I moved back to Assam after marriage and made a number of new friends. Now when I count their list, interestingly, my Muslim friends outnumber my Hindu friends! Hey, there must be something extra nice about these fun-loving sweet friends – Naaz, Tahrin, Farhana, Jasmine, Zebin, Najnin, Nazia, Sabah, Faizur da, Adib da, Akid da and many more. First of all I love these beautiful names and then, all of these friends are such kind and fabulous hosts. Whenever they invite us home on Eid or any other occasion, all the delicacies that they serve – like biryani, mutton, chicken, parathas, sewaiyan, et al, start dancing in front of my eyes. My daughter and I hardly eat during the day so that we can really eat well at their place. I wonder how their dishes taste so rich and delicious. The same dishes are never as tasty when prepared at my place!

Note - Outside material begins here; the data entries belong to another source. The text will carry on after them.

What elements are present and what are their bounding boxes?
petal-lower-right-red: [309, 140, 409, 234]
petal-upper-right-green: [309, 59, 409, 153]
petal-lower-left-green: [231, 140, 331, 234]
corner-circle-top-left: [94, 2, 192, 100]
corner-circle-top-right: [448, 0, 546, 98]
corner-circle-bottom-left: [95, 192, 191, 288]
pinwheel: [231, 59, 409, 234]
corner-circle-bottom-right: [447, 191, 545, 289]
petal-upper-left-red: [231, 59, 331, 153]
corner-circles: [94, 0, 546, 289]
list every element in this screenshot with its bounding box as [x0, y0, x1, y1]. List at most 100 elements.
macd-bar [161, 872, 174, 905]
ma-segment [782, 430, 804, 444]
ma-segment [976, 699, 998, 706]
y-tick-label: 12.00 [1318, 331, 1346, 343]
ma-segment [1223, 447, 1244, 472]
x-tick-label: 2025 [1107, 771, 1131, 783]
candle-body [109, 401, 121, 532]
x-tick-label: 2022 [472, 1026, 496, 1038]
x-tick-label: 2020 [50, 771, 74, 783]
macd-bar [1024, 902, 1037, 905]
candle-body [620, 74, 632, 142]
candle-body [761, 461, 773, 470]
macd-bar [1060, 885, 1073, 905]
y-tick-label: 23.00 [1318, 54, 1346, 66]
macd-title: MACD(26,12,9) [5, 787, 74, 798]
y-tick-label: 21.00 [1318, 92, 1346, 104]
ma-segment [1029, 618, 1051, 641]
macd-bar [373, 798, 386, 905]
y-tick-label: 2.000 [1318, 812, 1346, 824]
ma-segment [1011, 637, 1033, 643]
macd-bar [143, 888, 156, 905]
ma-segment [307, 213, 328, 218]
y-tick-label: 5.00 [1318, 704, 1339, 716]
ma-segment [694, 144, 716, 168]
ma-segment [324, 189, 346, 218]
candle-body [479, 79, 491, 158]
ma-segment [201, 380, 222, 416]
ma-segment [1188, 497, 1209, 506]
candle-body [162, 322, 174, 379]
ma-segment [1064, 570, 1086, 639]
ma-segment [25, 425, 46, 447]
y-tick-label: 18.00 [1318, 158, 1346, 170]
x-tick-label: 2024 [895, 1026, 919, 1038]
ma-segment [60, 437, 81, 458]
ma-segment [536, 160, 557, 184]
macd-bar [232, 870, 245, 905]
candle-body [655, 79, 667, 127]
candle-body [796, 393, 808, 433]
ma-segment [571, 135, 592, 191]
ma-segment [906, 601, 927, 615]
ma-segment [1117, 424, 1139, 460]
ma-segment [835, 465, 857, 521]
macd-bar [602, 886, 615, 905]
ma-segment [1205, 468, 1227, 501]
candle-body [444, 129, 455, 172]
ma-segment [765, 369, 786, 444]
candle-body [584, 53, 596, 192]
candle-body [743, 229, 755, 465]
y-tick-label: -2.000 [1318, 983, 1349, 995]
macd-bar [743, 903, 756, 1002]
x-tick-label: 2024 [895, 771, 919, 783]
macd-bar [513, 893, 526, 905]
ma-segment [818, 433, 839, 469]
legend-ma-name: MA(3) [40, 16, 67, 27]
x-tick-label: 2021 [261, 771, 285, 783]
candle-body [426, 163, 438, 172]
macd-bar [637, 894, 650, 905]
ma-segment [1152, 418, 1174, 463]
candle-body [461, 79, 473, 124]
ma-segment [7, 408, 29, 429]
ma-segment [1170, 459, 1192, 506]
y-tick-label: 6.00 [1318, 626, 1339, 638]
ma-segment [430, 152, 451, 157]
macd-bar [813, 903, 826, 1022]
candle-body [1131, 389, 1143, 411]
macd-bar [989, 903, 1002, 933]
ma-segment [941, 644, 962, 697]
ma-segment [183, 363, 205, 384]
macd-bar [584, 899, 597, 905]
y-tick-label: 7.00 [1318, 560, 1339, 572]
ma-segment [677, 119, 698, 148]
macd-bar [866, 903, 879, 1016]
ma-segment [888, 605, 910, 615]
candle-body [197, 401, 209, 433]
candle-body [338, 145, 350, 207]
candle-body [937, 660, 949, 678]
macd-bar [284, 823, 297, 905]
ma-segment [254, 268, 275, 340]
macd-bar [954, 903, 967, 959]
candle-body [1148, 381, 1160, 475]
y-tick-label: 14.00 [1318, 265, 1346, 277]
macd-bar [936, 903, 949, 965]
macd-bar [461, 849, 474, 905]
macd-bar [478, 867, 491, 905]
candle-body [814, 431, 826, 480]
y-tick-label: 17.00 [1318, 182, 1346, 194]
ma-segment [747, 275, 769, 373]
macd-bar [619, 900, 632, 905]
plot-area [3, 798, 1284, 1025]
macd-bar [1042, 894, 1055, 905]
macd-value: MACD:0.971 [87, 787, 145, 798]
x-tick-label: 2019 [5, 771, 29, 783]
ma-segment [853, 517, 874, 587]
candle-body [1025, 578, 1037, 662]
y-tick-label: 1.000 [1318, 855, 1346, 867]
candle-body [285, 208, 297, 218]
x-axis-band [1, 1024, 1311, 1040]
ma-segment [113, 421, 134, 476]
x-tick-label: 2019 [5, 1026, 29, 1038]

So on this 7th of June, when I realized that it was the beginning of Ramzan, I naturally took to wishing all my dear friends on whatsapp. (They spontaneously come to mind being so close to my heart). But then, I must admit that there I have two selfish reasons too. The first reason is that I want to be in their prayers to Allah. I request them to remember us too in their daily prayers. I am a firm believer and have experienced the power of prayers. And my second selfish reason is the sumptuous and mouth-watering food that they serve at ‘iftaar’. Who doesn’t look forward to being invited to an Eid ‘daawat’? I am aware that most of my Muslim friends cannot party during the entire month of Ramzan. So we too ‘slow down’ and hardly party during this period. I have utmost respect towards their holy ‘roza’. I am amazed at their dedication and sincerity when I see most of my Muslim friends offer namaaz five times a day and not eat or drink anything during the fast. They willingly experience hunger and sacrifice food the whole day in order to develop compassion for the less fortunate and practice self-control. Oh my God, this is really tough considering the fact that I myself can never fast! My morning visits to temples are inevitably preceded by breakfast followed by a bath. I expect my kind God to understand me and my weakness. Charity forms an important practice during the whole month of Ramzan. It’s a time to worship, read the holy Quran and for doing virtuous deeds.

I wish all my dear friends a very happy and fulfilling month of Ramzan and ‘Eid Mubarak’ in advance. Let us all pray for love and peace together. On the day of Eid, I will continue to enjoy seeing my Muslim friends in new clothes, distributing sweets and hugging each other after the formal mass prayer. I feel like one amongst them, a part of them. Eid is a day of joy and thanksgiving forgetting and forgiving old grudges towards each other. I also wait for the new moon and that big multi-storied tiffin (I call it ‘Eid ka dabba’) that we receive at home from a good friend from Railways every year on Eid!

Thank you God for everything! Eid Mubarak!

Florence Handique Rabha is a school principal, TV anchor, actor and former radio jockey based in Guwahati, Assam.